Authors Charlotte Cuffe (1), Elizabeth Attree (1), Victoria Lindsay-McGee (1,3), Emily Clark (4), Richard J Piercy (2), Androniki Psifidi (1,4)
Affiliations 1. Clinical Genetics Group, and 2. Comparative Neuromuscular Diseases Laboratory, Clinical Science and Services, Royal Veterinary College, UK 3. The Royal (Dick) School of Veterinary Studies, and 4. The Roslin Institute, University of Edinburgh, UK
Presentation Type Talk
Abstract
Mature equine muscle is made up of different ratios of three different types of fibres. These are characterised as Type 1 (Slow twitch-oxidative), 2A (Fast twitch-oxidative) and 2X (Fast twitch-glycolytic). The proportions of these fibre types depend on the function of the muscle. Muscle with a primarily stabilising function such as the sacrocaudalis dorsalis medialis (SCDM) has more than 80% Type 1 muscle fibres, while muscle with greater locomotor functions, such as the gluteus medius, has nearly 70% Type 2X muscle fibres (Hyytiäinen et al., 2014). Further, fibre type proportions change in response to training, and differ between breeds. In certain myopathies, glycolytic or oxidative muscle are preferentially affected. In exertional rhabdomyolysis (ER), glycolytic muscles, such as the semimembranosus (SM), are principally affected. Previous genetic studies in our group (Lindsay, 2022) identified genetic variation associated with ER in Warmbloods and Connemara ponies located in non-coding regions of the genome. Some of these variants overlapped with regulatory elements identified by ChIP-Sequencing of the equine longissimus dorsi muscle as part of the Functional Annotation of Animal Genomes (FAANG) project (Kingsley et al., 2019, ENA study accession PRJEB35307). We are further developing this line of research by comparing two different types of muscle, SCDM and SM from two horse breeds (Warmblood and Thoroughbred) using the assay for transposase-accessible chromatin with sequencing (ATAC-Seq). The SCDM is a primarily oxidative muscle, while the SM is a primarily glycolytic muscle. Therefore, using these muscles we expect to generate a baseline profile of differences between primarily oxidative and primarily glycolytic muscles in the horse. This profile will be informed by ATAC-seq and confirmed by RNA-seq data of the same muscles.

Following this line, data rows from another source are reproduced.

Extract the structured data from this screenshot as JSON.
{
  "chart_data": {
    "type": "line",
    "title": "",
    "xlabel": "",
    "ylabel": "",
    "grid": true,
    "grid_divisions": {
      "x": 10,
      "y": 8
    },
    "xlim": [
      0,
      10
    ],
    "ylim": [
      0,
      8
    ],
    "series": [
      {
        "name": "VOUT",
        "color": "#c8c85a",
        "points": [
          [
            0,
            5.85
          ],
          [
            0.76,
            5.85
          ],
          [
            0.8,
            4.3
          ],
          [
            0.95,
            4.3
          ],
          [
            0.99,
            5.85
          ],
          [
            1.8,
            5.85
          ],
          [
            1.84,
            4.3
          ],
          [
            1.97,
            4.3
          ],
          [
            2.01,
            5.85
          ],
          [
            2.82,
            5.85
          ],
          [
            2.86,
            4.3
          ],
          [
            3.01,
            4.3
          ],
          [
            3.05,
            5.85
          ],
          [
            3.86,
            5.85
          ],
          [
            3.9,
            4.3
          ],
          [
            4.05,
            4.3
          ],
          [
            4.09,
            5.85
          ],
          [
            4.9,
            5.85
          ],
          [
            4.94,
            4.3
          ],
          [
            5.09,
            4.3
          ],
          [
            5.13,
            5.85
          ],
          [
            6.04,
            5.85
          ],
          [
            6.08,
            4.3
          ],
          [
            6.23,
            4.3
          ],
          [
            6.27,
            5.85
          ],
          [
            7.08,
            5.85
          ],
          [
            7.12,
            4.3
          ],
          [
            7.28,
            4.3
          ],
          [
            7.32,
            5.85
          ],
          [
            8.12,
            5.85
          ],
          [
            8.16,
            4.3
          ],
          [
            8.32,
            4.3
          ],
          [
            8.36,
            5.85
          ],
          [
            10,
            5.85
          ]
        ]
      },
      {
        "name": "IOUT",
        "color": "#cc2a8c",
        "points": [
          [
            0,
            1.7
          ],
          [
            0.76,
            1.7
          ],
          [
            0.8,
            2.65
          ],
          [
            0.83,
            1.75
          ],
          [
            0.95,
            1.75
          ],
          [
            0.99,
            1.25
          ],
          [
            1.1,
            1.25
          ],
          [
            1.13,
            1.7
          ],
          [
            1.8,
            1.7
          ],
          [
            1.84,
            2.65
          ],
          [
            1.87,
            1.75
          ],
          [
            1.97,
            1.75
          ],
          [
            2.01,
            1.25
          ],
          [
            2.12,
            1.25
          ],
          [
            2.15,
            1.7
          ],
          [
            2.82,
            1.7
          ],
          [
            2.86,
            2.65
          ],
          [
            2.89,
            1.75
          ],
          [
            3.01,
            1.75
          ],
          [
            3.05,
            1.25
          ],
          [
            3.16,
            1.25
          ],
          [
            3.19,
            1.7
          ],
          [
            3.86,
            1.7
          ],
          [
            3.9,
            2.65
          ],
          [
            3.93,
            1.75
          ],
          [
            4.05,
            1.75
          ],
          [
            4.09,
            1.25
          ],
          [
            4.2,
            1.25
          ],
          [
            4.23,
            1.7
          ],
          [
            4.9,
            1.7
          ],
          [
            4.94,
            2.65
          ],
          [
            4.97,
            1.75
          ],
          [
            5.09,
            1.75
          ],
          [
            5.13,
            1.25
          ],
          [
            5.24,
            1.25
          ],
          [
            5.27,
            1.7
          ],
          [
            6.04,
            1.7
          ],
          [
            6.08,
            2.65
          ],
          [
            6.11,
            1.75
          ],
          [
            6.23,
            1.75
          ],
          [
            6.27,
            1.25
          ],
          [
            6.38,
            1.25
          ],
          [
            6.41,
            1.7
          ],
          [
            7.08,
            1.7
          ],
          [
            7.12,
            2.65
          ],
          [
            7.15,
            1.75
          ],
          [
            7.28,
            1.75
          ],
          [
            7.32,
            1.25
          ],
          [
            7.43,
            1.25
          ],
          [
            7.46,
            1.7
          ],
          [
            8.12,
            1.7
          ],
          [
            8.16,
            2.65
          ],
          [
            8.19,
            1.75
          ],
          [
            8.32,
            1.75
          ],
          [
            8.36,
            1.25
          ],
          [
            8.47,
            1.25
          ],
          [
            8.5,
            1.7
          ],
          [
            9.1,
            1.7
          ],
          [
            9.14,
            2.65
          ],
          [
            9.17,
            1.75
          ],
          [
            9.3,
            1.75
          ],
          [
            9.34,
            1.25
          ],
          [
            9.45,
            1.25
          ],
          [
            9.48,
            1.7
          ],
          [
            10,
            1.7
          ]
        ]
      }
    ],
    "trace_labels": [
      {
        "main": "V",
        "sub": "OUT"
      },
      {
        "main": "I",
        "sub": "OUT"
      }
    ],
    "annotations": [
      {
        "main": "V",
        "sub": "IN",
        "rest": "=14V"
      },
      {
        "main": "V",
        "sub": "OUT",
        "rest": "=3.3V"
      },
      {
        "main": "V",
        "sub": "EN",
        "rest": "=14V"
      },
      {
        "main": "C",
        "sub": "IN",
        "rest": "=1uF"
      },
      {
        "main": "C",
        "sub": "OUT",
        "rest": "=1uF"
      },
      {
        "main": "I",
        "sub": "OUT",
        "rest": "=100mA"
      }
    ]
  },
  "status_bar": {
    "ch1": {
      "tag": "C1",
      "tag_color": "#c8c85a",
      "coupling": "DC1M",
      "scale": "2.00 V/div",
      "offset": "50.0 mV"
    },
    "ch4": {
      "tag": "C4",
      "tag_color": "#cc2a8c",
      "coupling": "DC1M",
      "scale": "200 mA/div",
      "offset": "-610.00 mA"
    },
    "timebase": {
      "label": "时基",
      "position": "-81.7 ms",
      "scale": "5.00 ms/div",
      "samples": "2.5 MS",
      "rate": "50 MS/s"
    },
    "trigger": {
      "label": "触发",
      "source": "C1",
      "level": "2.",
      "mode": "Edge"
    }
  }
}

Samples from the SCDM and SM of four Warmblood and four Thoroughbred horses were collected and nuclei extracted using a Dounce homogeniser and cryopreserved in a sucrose buffer and 10% DMSO. ATAC-Seq libraries were prepared using an ATAC-Seq kit from Active Motif that we optimised for use in our two equine muscles. Initial quality control and low pass sequencing (3 million reads, 150bp paired-end, Illumina Novaseq 6000) results indicated efficient optimisation of the ATAC-seq protocol for our samples. We are currently analysing high-depth ATAC-seq data (200 million reads/sample, 150bp paired-end reads, Illumina NovaSeq 6000) to assess the differences in accessible chromatin regions between the two muscle types. We will use RNA-Seq data from the same samples to investigate how these differences in chromatin accessibility affect gene expression. The results of this work will inform future equine genetic studies related with muscle disease.